長男のドリタラーシュトラは生来盲目であったため、パーンドゥが王位を継ぐ。この強力な王は狩猟の最中、誤って聖仙リシ・キンダマとその妻を殺してしまったため、王位を退き、森に行かざるを得なくなる。しかもキンダマの呪いのため、生涯女性に触れられなくなっていた。パーンドゥは未だ息子にめぐまれていなかった。しかし、第一夫人クンティーが若き日に聖仙ドゥルヴァーサから授かった呪文の力で、パーンドゥは五人の息子を授かることになる。これがパーンダヴァ五王子即ち、ユディシュティラ、ビーマ、アルジュナ、ナクラ、サハデーヴァである。

パーンドゥ退位後、盲目の兄ドリタラーシュトラが即位する。パーンドゥは第二夫人マードリーの色香に負けその身体に触れ、リシ・キンダマの呪いにより死亡する。クンティーに育てられた五王子はやがてハースティナプラでビーシュマ、ドリタラーシュトラに庇護されることになるが、ドリタラーシュトラの百人の王子たちはこれを好まなかった。五王子と百王子の対立はユディシュティラと百王子の長男ドゥルヨーダナの間でのハースティナプラの王位継承権争いによって決定的となる。これを案じたビーシュマの建言で王国は分割され、ドリタラーシュトラと百王子はハースティナプラを、ユディシュティラは辺境の地インドラプラスタを支配する。

インドラプラスタは繁栄を極め、ユディシュティラは帝王即位式を挙行する。絶世の美女ドラウパディーもまた五王子共通の妻となっていた。ドゥルヨーダナは嫉妬に苛まれる。そこで母方のおじシャクニの入れ知恵で五王子をサイコロ勝負に誘い、シャクニの手で五王子から王国、五王子自身、妻ドラウパディーに至るまですべてを巻き上げてしまう。ドラウパディーのドリタラーシュトラへの必死の訴えにより、一旦は勝負はなかったことにされ、五王子は王国と自分達およびドラウパディーの自由を取り戻すが、その後ユディシュティラが再度サイコロ勝負を強いられ、またも敗北する。その際の条件に従い、五王子は13年間追放生活を送ることになる。12年を森で過ごし、13年目は百王子方に居場所を知られずに過ごさなければならなかった。もしこの1年間に見つかってしまえば、再び12年間森で暮らさなければならなかった。

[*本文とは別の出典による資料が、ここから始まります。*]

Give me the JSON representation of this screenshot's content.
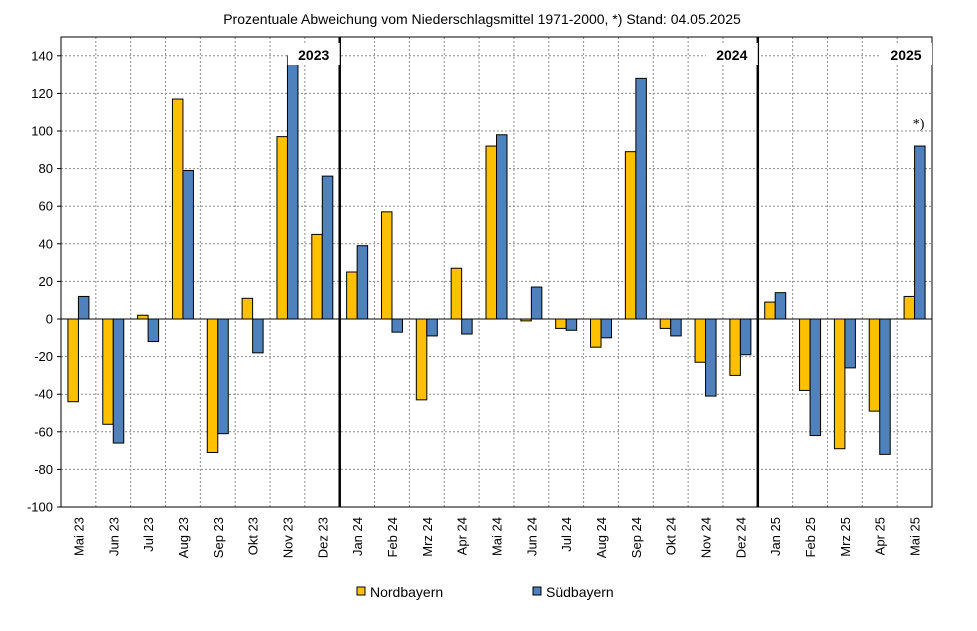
{
  "chart_data": {
    "type": "bar",
    "title": "Prozentuale Abweichung vom Niederschlagsmittel 1971-2000,  *) Stand:  04.05.2025",
    "categories": [
      "Mai 23",
      "Jun 23",
      "Jul 23",
      "Aug 23",
      "Sep 23",
      "Okt 23",
      "Nov 23",
      "Dez 23",
      "Jan 24",
      "Feb 24",
      "Mrz 24",
      "Apr 24",
      "Mai 24",
      "Jun 24",
      "Jul 24",
      "Aug 24",
      "Sep 24",
      "Okt 24",
      "Nov 24",
      "Dez 24",
      "Jan 25",
      "Feb 25",
      "Mrz 25",
      "Apr 25",
      "Mai 25"
    ],
    "series": [
      {
        "name": "Nordbayern",
        "color": "#FFC000",
        "values": [
          -44,
          -56,
          2,
          117,
          -71,
          11,
          97,
          45,
          25,
          57,
          -43,
          27,
          92,
          -1,
          -5,
          -15,
          89,
          -5,
          -23,
          -30,
          9,
          -38,
          -69,
          -49,
          12
        ]
      },
      {
        "name": "Südbayern",
        "color": "#4F81BD",
        "values": [
          12,
          -66,
          -12,
          79,
          -61,
          -18,
          140,
          76,
          39,
          -7,
          -9,
          -8,
          98,
          17,
          -6,
          -10,
          128,
          -9,
          -41,
          -19,
          14,
          -62,
          -26,
          -72,
          92
        ]
      }
    ],
    "ylim": [
      -100,
      150
    ],
    "yticks": [
      -100,
      -80,
      -60,
      -40,
      -20,
      0,
      20,
      40,
      60,
      80,
      100,
      120,
      140
    ],
    "xlabel": "",
    "ylabel": "",
    "grid": true,
    "legend": "bottom",
    "year_labels": [
      {
        "text": "2023",
        "after_index": 7
      },
      {
        "text": "2024",
        "after_index": 19
      },
      {
        "text": "2025",
        "after_index": 24
      }
    ],
    "year_separators_after": [
      7,
      19
    ],
    "annotation": {
      "text": "*)",
      "index": 24
    }
  }
}
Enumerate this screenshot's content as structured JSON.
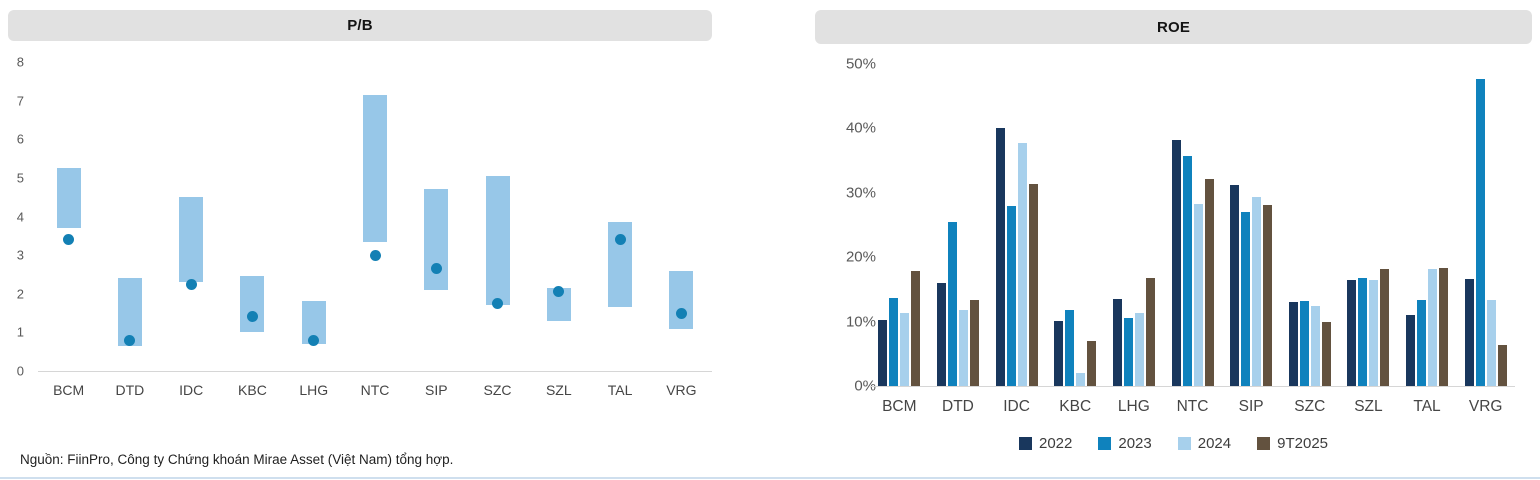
{
  "footer": {
    "source_note": "Nguồn: FiinPro, Công ty Chứng khoán Mirae Asset (Việt Nam) tổng hợp."
  },
  "colors": {
    "header_bg": "#e1e1e1",
    "title_text": "#141414",
    "axis_text": "#595959",
    "category_text": "#454545",
    "axis_line": "#d6d6d6",
    "pb_range_bar": "#97c7e8",
    "pb_dot": "#1380b4",
    "series": [
      "#19375d",
      "#0f82bd",
      "#a7d0ec",
      "#63523f"
    ],
    "bottom_rule": "#cfdfee"
  },
  "chart_data": [
    {
      "type": "bar",
      "subtype": "floating-range-with-dot",
      "title": "P/B",
      "categories": [
        "BCM",
        "DTD",
        "IDC",
        "KBC",
        "LHG",
        "NTC",
        "SIP",
        "SZC",
        "SZL",
        "TAL",
        "VRG"
      ],
      "range_low": [
        3.7,
        0.65,
        2.3,
        1.0,
        0.7,
        3.35,
        2.1,
        1.7,
        1.3,
        1.65,
        1.1
      ],
      "range_high": [
        5.25,
        2.4,
        4.5,
        2.45,
        1.8,
        7.15,
        4.7,
        5.05,
        2.15,
        3.85,
        2.6
      ],
      "dot_values": [
        3.4,
        0.8,
        2.25,
        1.4,
        0.8,
        3.0,
        2.65,
        1.75,
        2.05,
        3.4,
        1.5
      ],
      "ylim": [
        0,
        8
      ],
      "yticks": [
        0,
        1,
        2,
        3,
        4,
        5,
        6,
        7,
        8
      ],
      "ytick_labels": [
        "0",
        "1",
        "2",
        "3",
        "4",
        "5",
        "6",
        "7",
        "8"
      ],
      "grid": false,
      "legend": "none"
    },
    {
      "type": "bar",
      "subtype": "grouped",
      "title": "ROE",
      "categories": [
        "BCM",
        "DTD",
        "IDC",
        "KBC",
        "LHG",
        "NTC",
        "SIP",
        "SZC",
        "SZL",
        "TAL",
        "VRG"
      ],
      "series": [
        {
          "name": "2022",
          "values": [
            10.3,
            16.0,
            40.0,
            10.1,
            13.5,
            38.2,
            31.2,
            13.0,
            16.4,
            11.0,
            16.6
          ]
        },
        {
          "name": "2023",
          "values": [
            13.7,
            25.4,
            28.0,
            11.8,
            10.6,
            35.7,
            27.0,
            13.2,
            16.8,
            13.4,
            47.6
          ]
        },
        {
          "name": "2024",
          "values": [
            11.3,
            11.8,
            37.7,
            2.0,
            11.3,
            28.2,
            29.4,
            12.4,
            16.5,
            18.1,
            13.3
          ]
        },
        {
          "name": "9T2025",
          "values": [
            17.9,
            13.4,
            31.4,
            7.0,
            16.8,
            32.2,
            28.1,
            9.9,
            18.1,
            18.3,
            6.3
          ]
        }
      ],
      "ylim": [
        0,
        50
      ],
      "yticks": [
        0,
        10,
        20,
        30,
        40,
        50
      ],
      "ytick_labels": [
        "0%",
        "10%",
        "20%",
        "30%",
        "40%",
        "50%"
      ],
      "grid": false,
      "legend_position": "bottom"
    }
  ]
}
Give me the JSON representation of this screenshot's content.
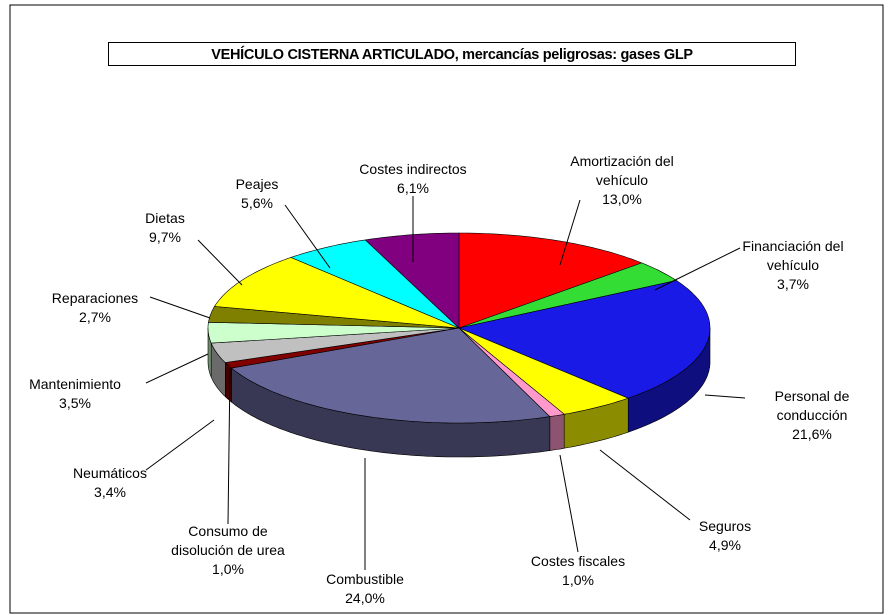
{
  "chart_data": {
    "type": "pie3d",
    "title": "VEHÍCULO CISTERNA ARTICULADO, mercancías peligrosas: gases GLP",
    "categories": [
      "Amortización del vehículo",
      "Financiación del vehículo",
      "Personal de conducción",
      "Seguros",
      "Costes fiscales",
      "Combustible",
      "Consumo de disolución de urea",
      "Neumáticos",
      "Mantenimiento",
      "Reparaciones",
      "Dietas",
      "Peajes",
      "Costes indirectos"
    ],
    "values": [
      13.0,
      3.7,
      21.6,
      4.9,
      1.0,
      24.0,
      1.0,
      3.4,
      3.5,
      2.7,
      9.7,
      5.6,
      6.1
    ],
    "value_labels": [
      "13,0%",
      "3,7%",
      "21,6%",
      "4,9%",
      "1,0%",
      "24,0%",
      "1,0%",
      "3,4%",
      "3,5%",
      "2,7%",
      "9,7%",
      "5,6%",
      "6,1%"
    ],
    "colors": [
      "#ff0000",
      "#33dd33",
      "#1a1ae6",
      "#ffff00",
      "#ff99cc",
      "#666699",
      "#800000",
      "#c0c0c0",
      "#ccffcc",
      "#808000",
      "#ffff00",
      "#00ffff",
      "#800080"
    ]
  }
}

五王子は追放の13年をなんとか乗り切り、百王子側に王国(インドラプラスタ)の返還を要求するが、ドゥルヨーダナはこれを拒否。両陣営の対決は避けられないものとなって行く。かくてハースティナプラ近郊クルクシェートラの地に、両陣営の大群が集結する。

いよいよ大戦が始まろうという時、五王子最高の戦士アルジュナは、突如戦意を喪失する。敵方に恩ある人々の姿を見かけたからである。パーンダヴァ五王子・カウラヴァ百王子共通の大伯父ビーシュマ、同じく両者共通の武術の師ドローナなどである。二人とも心はむしろ五王子側にありながら、誓いや禄に縛られて百王子方に立って戦わなければならなくなっていた。

アルジュナの御者をつとめていた五王子の従兄弟クリシュナは、アルジュナに戦士の義務などを説き、戦意を回復させる。ヒンドゥー教徒にとり最高の経典ともされる『バガヴァッド・ギーター』の場面である。

いよいよ大戦は始まり、死闘が続く。百王子方最初の総司令官ビーシュマは、戦闘10日目にアルジュナに身体中に矢を突き立てられて倒れる。ビーシュマの後を継いだドローナも五王子方の姦計により15日目に倒される。百王子方第三の総司令官カルナは、17日目にアルジュナの矢に倒れる。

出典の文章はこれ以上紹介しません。